Allez. Moi aussi, je m’en vais. Que ceux qui m’aiment me cherchent aux frontières de la Judée et au-delà du Jourdain, ou qu’ils m’y attendent, car comme l’éclair qui va de l’orient à l’occident, rapide sera le déplacement du Fils de l’homme, jusqu’au moment où il montera sur l’autel et sur le trône, Pontife et nouveau Roi, et s’y tiendra solidement en présence du monde, de la création et des Cieux, dans l’une de ses si nombreuses épiphanies que seuls les bons savent comprendre.”

378.12 – Les pharisiens hostiles s’en sont allés avec leurs compagnons. Les autres restent. Le fils de Gamaliel lutte en lui-même pour venir à Jésus, mais ensuite il s’en va sans parler…

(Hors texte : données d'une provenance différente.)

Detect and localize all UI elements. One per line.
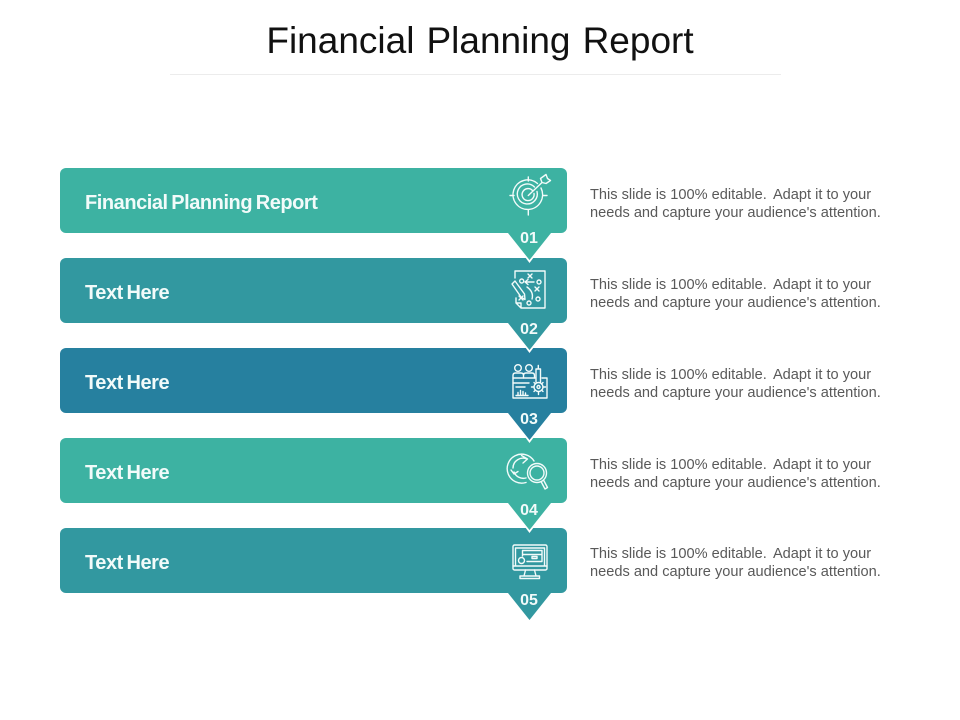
row 03 number: 03 [520, 411, 538, 428]
panel: row 03 [60, 348, 567, 443]
row 03 label: Text Here [85, 372, 169, 394]
text: row 01 description: needs and capture your audience's attention. [590, 205, 881, 221]
panel: row 04 [60, 438, 567, 533]
text: row 05 description: This slide is 100% editable. Adapt it to your [590, 546, 871, 562]
row 04 label: Text Here [85, 462, 169, 484]
icon: target with arrow [509, 174, 552, 216]
icon: strategy plan [511, 270, 546, 309]
row 03 bar [60, 348, 567, 413]
text: row 02 description: needs and capture your audience's attention. [590, 295, 881, 311]
row 04 pointer [508, 503, 551, 533]
row 01 label: Financial Planning Report [85, 192, 317, 214]
text: row 05 description [590, 546, 881, 580]
row 05 pointer [508, 593, 551, 620]
row 04 number: 04 [520, 502, 538, 519]
icon: computer monitor [512, 544, 548, 580]
text: row 02 description [590, 277, 881, 311]
text: row 03 description: This slide is 100% editable. Adapt it to your [590, 367, 871, 383]
row 05 number: 05 [520, 592, 538, 609]
row 02 label: Text Here [85, 282, 169, 304]
row 02 bar [60, 258, 567, 323]
title: Financial Planning Report [266, 20, 694, 61]
text: row 01 description: This slide is 100% editable. Adapt it to your [590, 187, 871, 203]
panel: row 02 [60, 258, 567, 353]
row 02 number: 02 [520, 321, 538, 338]
row 01 pointer [508, 233, 551, 263]
row 05 label: Text Here [85, 552, 169, 574]
row 01 number: 01 [520, 230, 538, 247]
text: row 03 description [590, 367, 881, 401]
text: row 03 description: needs and capture your audience's attention. [590, 385, 881, 401]
row 01 bar [60, 168, 567, 233]
text: row 02 description: This slide is 100% editable. Adapt it to your [590, 277, 871, 293]
row 05 bar [60, 528, 567, 593]
icon: team and gear chart [512, 364, 548, 399]
text: row 04 description: This slide is 100% editable. Adapt it to your [590, 457, 871, 473]
row 03 pointer [508, 413, 551, 443]
text: row 05 description: needs and capture your audience's attention. [590, 564, 881, 580]
row 04 bar [60, 438, 567, 503]
row 02 pointer [508, 323, 551, 353]
text: row 04 description [590, 457, 881, 491]
text: row 01 description [590, 187, 881, 221]
panel: row 01 [60, 168, 567, 263]
text: row 04 description: needs and capture your audience's attention. [590, 475, 881, 491]
icon: magnifier over cycle [506, 453, 548, 490]
panel: row 05 [60, 528, 567, 620]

“Maître, tu ne nous haïras pas parce que nous sommes des mêmes castes?” demande Eléazar.

“Je ne frappe pas d’anathème un particulier parce que sa classe est coupable. Ne crains pas” répond Jésus.

“Maintenant ils vont nous haïr…” murmure Joachim.

“C’est un honneur pour nous de l’être!” s’exclame le synhédriste Jean.

“Que Dieu fortifie ceux qui vacillent et bénisse les forts. Je vous bénis tous au nom du Seigneur” et, les bras ouverts, il donne la bénédiction mosaïque à tous ceux qui sont présents.

Puis il fait ses adieux à Lazare et à ses sœurs, à Maximin, aux femmes disciples et il commence sa marche…

Les vertes campagnes qui bordent la route en direction de Jéricho l’accueillent dans leur verdure que rougit un crépuscule fastueux.